Final answer:
The shot would not go through the 18-inch hoop if it was aimed towards the center of the basket. The height of the hoop creates an obstacle for the ball, requiring a minimum initial vertical velocity component to clear it. The shot would either hit the front or back of the hoop, or fall short of the hoop.
Step-by-step explanation:
The shot would not go through the 18-inch hoop if it was aimed towards the center of the basket. In order to understand why, we need to consider projectile motion and the height of the hoop. When a basketball is thrown, it follows a curved path due to the force of gravity. This curved path is called a parabola and can be described using projectile motion equations.
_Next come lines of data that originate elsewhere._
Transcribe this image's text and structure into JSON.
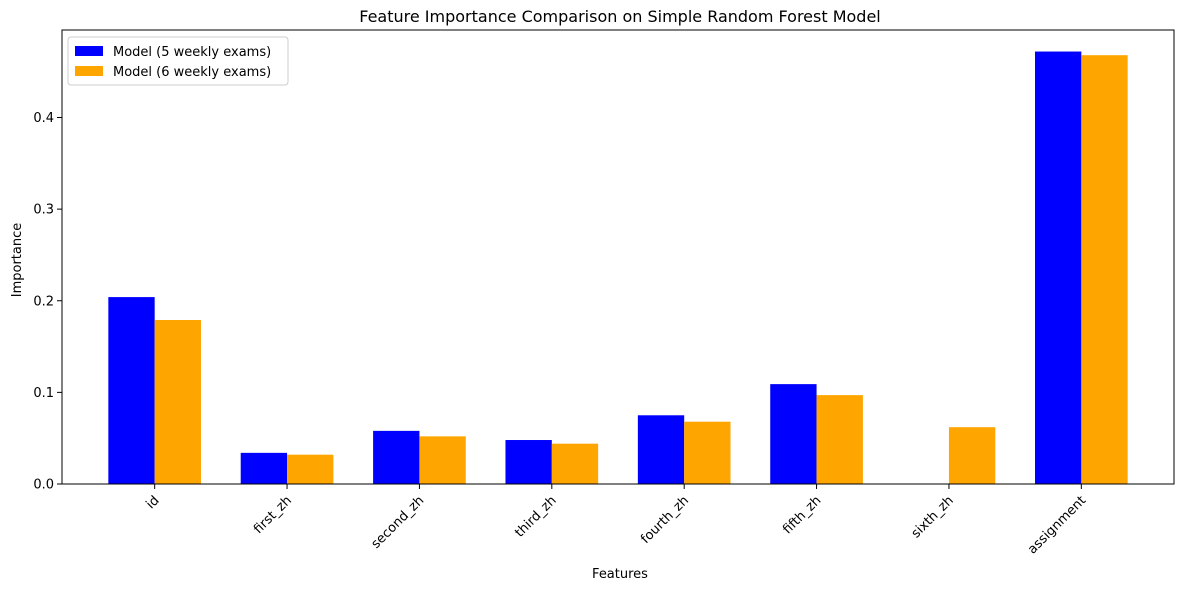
{
  "chart_data": {
    "type": "bar",
    "title": "Feature Importance Comparison on Simple Random Forest Model",
    "xlabel": "Features",
    "ylabel": "Importance",
    "categories": [
      "id",
      "first_zh",
      "second_zh",
      "third_zh",
      "fourth_zh",
      "fifth_zh",
      "sixth_zh",
      "assignment"
    ],
    "series": [
      {
        "name": "Model (5 weekly exams)",
        "color": "#0000ff",
        "values": [
          0.204,
          0.034,
          0.058,
          0.048,
          0.075,
          0.109,
          null,
          0.472
        ]
      },
      {
        "name": "Model (6 weekly exams)",
        "color": "#ffa500",
        "values": [
          0.179,
          0.032,
          0.052,
          0.044,
          0.068,
          0.097,
          0.062,
          0.468
        ]
      }
    ],
    "ylim": [
      0,
      0.4955
    ],
    "yticks": [
      0.0,
      0.1,
      0.2,
      0.3,
      0.4
    ],
    "ytick_labels": [
      "0.0",
      "0.1",
      "0.2",
      "0.3",
      "0.4"
    ],
    "xtick_rotation": "45deg",
    "grid": false,
    "legend_position": "upper-left"
  }
}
When the shot is aimed towards the center of the basket, it means the ball will go directly towards the hoop without any horizontal deviation. However, the 10-foot height of the hoop creates an obstacle for the ball. To clear the hoop, the ball needs to be thrown with an initial vertical velocity component that compensates for the height of the hoop.
Using the known values of the height of the hoop (10 feet or 3.05 meters) and the acceleration due to gravity (9.8 m/s^2), we can calculate the minimum initial vertical velocity component needed to clear the hoop. By setting up the projectile motion equations and solving for the initial velocity in the y-direction, we can find that the ball needs to be thrown with an initial vertical velocity of approximately 7.92 m/s.
Since the initial vertical velocity component needed to clear the hoop is greater than the initial speed of the shot (8.15 m/s), the shot would not go through the hoop. The ball would either hit the front or back of the hoop, or fall short of the hoop.